Herkese merhaba,çok beğendiğim bir kitaptan bahsetmek istiyorum.Jacques Renciere’in Kurmacanın Kıyıları isimli kitap.
Bana göre kurmaca, hayali varlıklar yaratmak değil, belli bir ussallık yapısı yaratmak demek; olguları, karakterleri ve durumları sunup olaylar arasında bağlantı kurmaya yarayan bir yapı oluşturmak demek. Kurmaca her yerde var, günlük haber bültenlerinde bile. Dolayısıyla, genel olarak kurmaca, bir gerçeklik duygusu yaratan şeydir. İnsanların gerçekliği istedikleri için kurmacadan yüz çevirdikleri fikri bana çok garip geliyor doğrusu.

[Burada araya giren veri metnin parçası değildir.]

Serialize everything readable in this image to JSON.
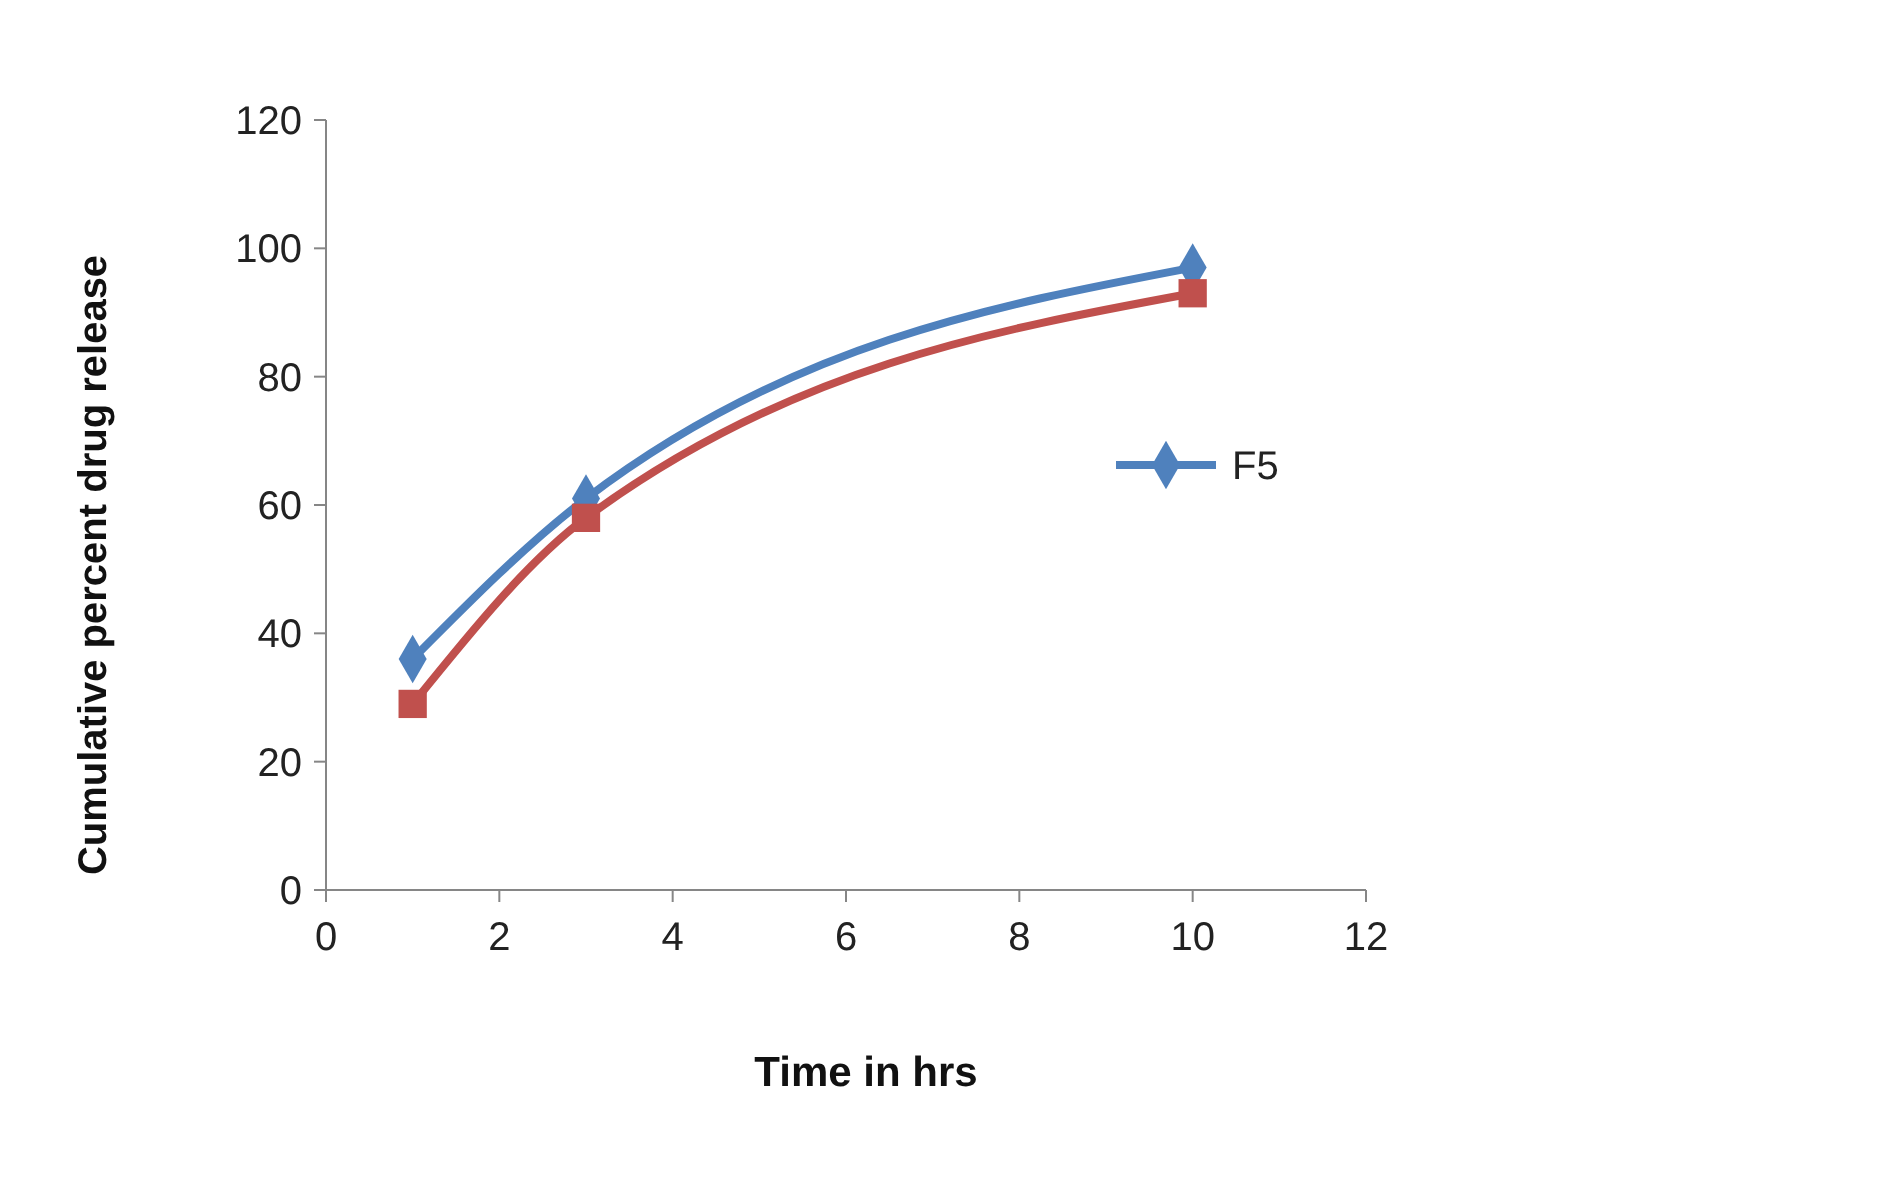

Aristoteles "Kurmacayı gündelik deneyimlerden ayıran şey gerçekliğin eksikliği değil, rasyonelliğin aşırılığıdır," diyordu Poetika'da. Kurmaca, mutluluğun mutsuzluğa ve cehaletin bilgiye dönüşümünü göstermeyi amaçlayan birbiri ardına gerçekleşen olayların sıradan akışını bozmaktaydı ona göre. Rancière de 20. yy.'da benzer bir sorunsalın peşine düşmüş görünmekte. Yanıtı fazlasıyla dağınık bir biçimde arıyor ama Stendhal'den João Guimarães Rosa'ya, Marx'tan Proust'a, Sebald'dan Balzac'a girip çıktığı dolambaçın değerli olduğunu düşünüyorum. Poe, Maupassant, Proust, Rilke, Conrad, Auerbach, Faulkner gibi başka pek çok yazarla kapitalist/emperyalist sistemin çöküş döneminin sanatsal düzlemdeki izdüşümünü ortaya koymaya çalışması "Kurmacanın Kıyıları"nı,zirveye taşıyor.Edebiyatın kuramları ile ilgileniyorsanız bu kitabı kaçırmayın.